# quant-eval
`quant-eval` is a Rust crate for evidence-first compression and retrieval evaluation. It provides deterministic benchmark scaffolds, typed result shapes, benchmark receipts, RAG fixture metrics, and HyperQuant primitive evaluation before any codec is promoted into a governor or runtime path.
Current status: prototype-to-evidence benchmark substrate. It contains real metric code and deterministic fixtures, but some harnesses still use synthetic data or simulated compression paths. It should not be described as proving workload-level codec quality, production readiness, or model performance until real codec adapters and corpus receipts exist.

## What this gives you
`quant-eval` gives compression and retrieval crates a place to produce evidence before integration:
- **Compression benchmark scaffolding** — deterministic synthetic vector corpus, exact nearest-neighbor baseline, recall@K, MRR, and overlap-derived similarity summaries.

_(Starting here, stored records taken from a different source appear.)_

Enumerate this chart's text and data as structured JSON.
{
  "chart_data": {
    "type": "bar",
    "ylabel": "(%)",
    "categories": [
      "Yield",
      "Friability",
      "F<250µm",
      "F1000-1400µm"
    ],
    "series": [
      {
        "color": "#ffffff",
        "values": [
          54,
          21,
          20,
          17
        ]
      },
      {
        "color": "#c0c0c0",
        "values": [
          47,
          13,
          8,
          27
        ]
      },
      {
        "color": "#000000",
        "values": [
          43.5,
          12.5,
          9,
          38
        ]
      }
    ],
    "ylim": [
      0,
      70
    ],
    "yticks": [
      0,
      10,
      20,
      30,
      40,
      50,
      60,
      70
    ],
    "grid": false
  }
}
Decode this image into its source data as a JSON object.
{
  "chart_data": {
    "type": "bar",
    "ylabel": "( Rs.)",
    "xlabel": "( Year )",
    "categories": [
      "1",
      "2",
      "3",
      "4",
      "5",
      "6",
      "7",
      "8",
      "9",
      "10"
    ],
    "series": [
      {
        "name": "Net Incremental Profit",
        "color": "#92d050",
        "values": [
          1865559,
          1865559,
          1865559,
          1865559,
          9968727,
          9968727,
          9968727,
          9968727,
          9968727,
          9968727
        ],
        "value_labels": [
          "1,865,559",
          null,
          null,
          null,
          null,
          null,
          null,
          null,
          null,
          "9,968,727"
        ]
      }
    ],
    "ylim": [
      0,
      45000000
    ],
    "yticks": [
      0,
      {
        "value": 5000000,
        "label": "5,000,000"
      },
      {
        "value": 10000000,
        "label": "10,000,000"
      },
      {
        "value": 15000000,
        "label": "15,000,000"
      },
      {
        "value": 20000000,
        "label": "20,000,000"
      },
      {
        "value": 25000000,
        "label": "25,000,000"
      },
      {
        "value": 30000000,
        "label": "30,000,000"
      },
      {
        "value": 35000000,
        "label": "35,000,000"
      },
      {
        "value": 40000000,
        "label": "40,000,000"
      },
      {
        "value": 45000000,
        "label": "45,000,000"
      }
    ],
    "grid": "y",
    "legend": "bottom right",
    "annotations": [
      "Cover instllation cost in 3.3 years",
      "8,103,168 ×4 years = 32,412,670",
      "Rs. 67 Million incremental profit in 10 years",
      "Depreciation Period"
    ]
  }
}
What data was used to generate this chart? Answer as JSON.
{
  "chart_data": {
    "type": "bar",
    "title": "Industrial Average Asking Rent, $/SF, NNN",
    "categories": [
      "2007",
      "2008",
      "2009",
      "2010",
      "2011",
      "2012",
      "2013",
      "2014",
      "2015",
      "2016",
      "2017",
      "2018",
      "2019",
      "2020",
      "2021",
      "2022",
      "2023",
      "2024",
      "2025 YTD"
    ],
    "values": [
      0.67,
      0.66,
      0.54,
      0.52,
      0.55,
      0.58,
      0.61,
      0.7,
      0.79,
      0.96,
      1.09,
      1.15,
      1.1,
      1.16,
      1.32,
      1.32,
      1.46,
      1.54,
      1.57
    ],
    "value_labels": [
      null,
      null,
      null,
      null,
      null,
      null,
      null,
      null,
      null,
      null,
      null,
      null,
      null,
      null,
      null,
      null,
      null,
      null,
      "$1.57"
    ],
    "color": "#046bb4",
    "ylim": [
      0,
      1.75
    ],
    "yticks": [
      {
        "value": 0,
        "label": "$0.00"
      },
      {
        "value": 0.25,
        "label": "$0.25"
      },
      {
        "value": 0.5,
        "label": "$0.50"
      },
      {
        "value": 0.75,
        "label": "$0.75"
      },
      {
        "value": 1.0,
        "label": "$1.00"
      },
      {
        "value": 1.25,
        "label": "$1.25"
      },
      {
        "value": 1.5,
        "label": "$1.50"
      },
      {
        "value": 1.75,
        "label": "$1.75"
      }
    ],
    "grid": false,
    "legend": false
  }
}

- **Semantic-memory search scaffolding** — synthetic index/query generation, precision@K, recall@K, NDCG@K, MAP, and degradation-ratio calculations.
- **Admissibility harness** — profile-oriented checks over deterministic standard vectors.
- **Benchmark receipts** — timestamped receipt structures with machine fingerprint, result list, JSON serialization, hashes, and diffs.
- **RAG fixture metrics** — local recall@K, NDCG@K, and exact-rerank recovery over caller-supplied query/retrieval fixtures.
- **HyperQuant primitive evaluation** — deterministic Z1/A2 evaluation through the published `hyperquant` crate, with mean/max MSE, estimated bytes, rejected-vector counts, receipt counts, and explicit claim boundaries.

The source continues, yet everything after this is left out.